Frank Chambers é um andarilho sem qualquer perspectiva na vida. Parando para comer em um restaurante com posto de gasolina em alguma estrada de Los Angeles, ele conhece Nick Papadakis, proprietário do negócio tocado apenas por ele e sua jovem esposa, Cora. Uma vaga de emprego é oferecida a Chambers, que aceita graças à atração instantânea pela mulher do patrão. Os dois então bolam um plano para tirar Nick de suas vidas, definitivamente.
Como já se espera neste tipo de romance, as coisas não saem exatamente como o casal de criminosos espera. Os desdobramentos irônicos do acaso, tão reconhecíveis hoje por conta da filmografia dos Irmãos Coen (de Ave, César!), não poupam os protagonistas. O texto de James M. Cain continua surpreendente pela sutileza com a qual desenvolve personagens tão rústicos em seu jeito de ser. Como a trama é narrada por Frank, uma certa ingenuidade inerente permite uma visão nada maniqueísta.

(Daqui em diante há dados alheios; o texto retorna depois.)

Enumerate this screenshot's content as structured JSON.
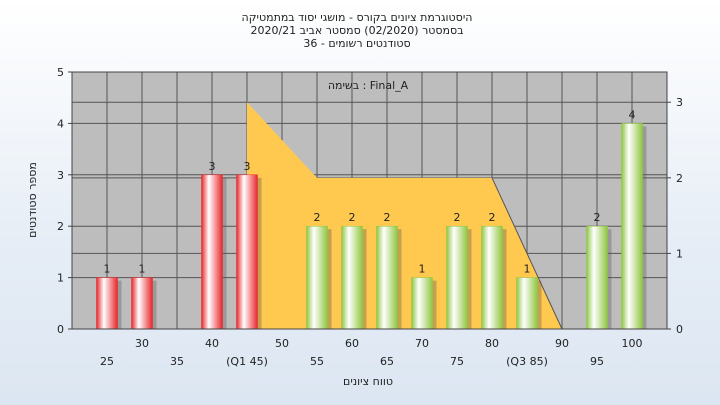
{
  "chart_data": {
    "type": "bar",
    "title_lines": [
      "היסטוגרמת ציונים בקורס - מושגי יסוד במתמטיקה",
      "בסמסטר (02/2020) סמסטר אביב 2020/21",
      "סטודנטים רשומים - 36"
    ],
    "annotation": "בשימה : Final_A",
    "ylabel": "מספר סטודנטים",
    "xlabel": "טווח ציונים",
    "ylim": [
      0,
      5
    ],
    "yticks": [
      0,
      1,
      2,
      3,
      4,
      5
    ],
    "y2lim": [
      0,
      3.4
    ],
    "y2ticks": [
      0,
      1,
      2,
      3
    ],
    "x_tick_labels": [
      "25",
      "30",
      "35",
      "40",
      "(Q1 45)",
      "50",
      "55",
      "60",
      "65",
      "70",
      "75",
      "80",
      "(Q3 85)",
      "90",
      "95",
      "100"
    ],
    "categories": [
      25,
      30,
      35,
      40,
      45,
      50,
      55,
      60,
      65,
      70,
      75,
      80,
      85,
      90,
      95,
      100
    ],
    "series": [
      {
        "color": "#e8262b",
        "values": [
          1,
          1,
          null,
          3,
          3,
          null,
          null,
          null,
          null,
          null,
          null,
          null,
          null,
          null,
          null,
          null
        ]
      },
      {
        "color": "#8fc640",
        "values": [
          null,
          null,
          null,
          null,
          null,
          null,
          2,
          2,
          2,
          1,
          2,
          2,
          1,
          null,
          2,
          4
        ]
      }
    ],
    "box_area": {
      "color": "#ffc84f",
      "points": [
        [
          45,
          3.0
        ],
        [
          55,
          2.0
        ],
        [
          80,
          2.0
        ],
        [
          90,
          0
        ]
      ],
      "base_start": 45
    },
    "grid": true
  }
}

Por exemplo, o leitor em momento algum se sente forçado a odiar Nick Papadakis. Seria muito cômodo que ele fosse descrito como alguém desprezível por dentro e por fora, justificando de alguma forma a aversão secreta e exacerbada de Cora, bem como seus planos para mudar de vida. Ela, aliás, como a “musa inspiradora” do desajustado e ambíguo Frank, também traz contradições fascinantes em seu comportamento. No mundo em que esses personagens circulam, as motivações são as piores possíveis. Até mesmo quando se trata das forças da lei ou de quem defende os réus.
Trama ágil e cinematográfica
Não é à toa que o autor acabou tornando-se roteirista em Hollywood. O Destino Bate à Sua Porta, sem pensar em suas adaptações, é um filme pronto, sem aquele gosto incômodo de livro feito com o cinema em mente. Cain nunca trabalhou roteirizando sua própria obra, mas teve uma carreira atrás das câmeras que aproveitou essa qualidade de sua escrita. Com uma sinopse bastante simples e desenvolvida em pouco espaço, ele conseguiu delinear personalidades profundas e cativantes, sem escorregar em falas que servissem apenas para declamar o “currículo” dos personagens.
(Falando em Cinema, confira nosso programa sobre um clássico noir: A Marca da Maldade)
Descobrimos apenas o mínimo necessário desta galeria de tipos pouco confiáveis, um dos pontos que confere uma fluidez invejável ao livro. A sordidez deste mundo é apresentada por alguém que não se surpreende com ela em nada, onde o único princípio que causa relutância em livrar-se de alguém é o medo de ser pego. Apesar disso, Frank Chambers ainda consegue ser simpático aos nossos olhos em alguns momentos.
Talvez seja exatamente esse ponto que provocou tanto escândalo quando o livro foi lançado. Na estrutura narrativa escolhida, James M. Cain colocou os leitores na pele de seu protagonista e os fez encarar a própria sordidez, o que nunca é agradável, sobretudo em sociedades conservadoras como a norte-americana. Psicologismos à parte, O Destino Bate à Sua Porta se mantém como um testemunho do poder de uma escrita afiada e habilidade em criar personagens, sem a menor necessidade de aspirar ser o “Grande Romance Americano”.
Também nos faz pensar que, dependendo da natureza das nossas ações, o raio pode cair duas vezes no mesmo lugar. Ou, como diz o brilhante título original, o carteiro tocar a campainha duas vezes.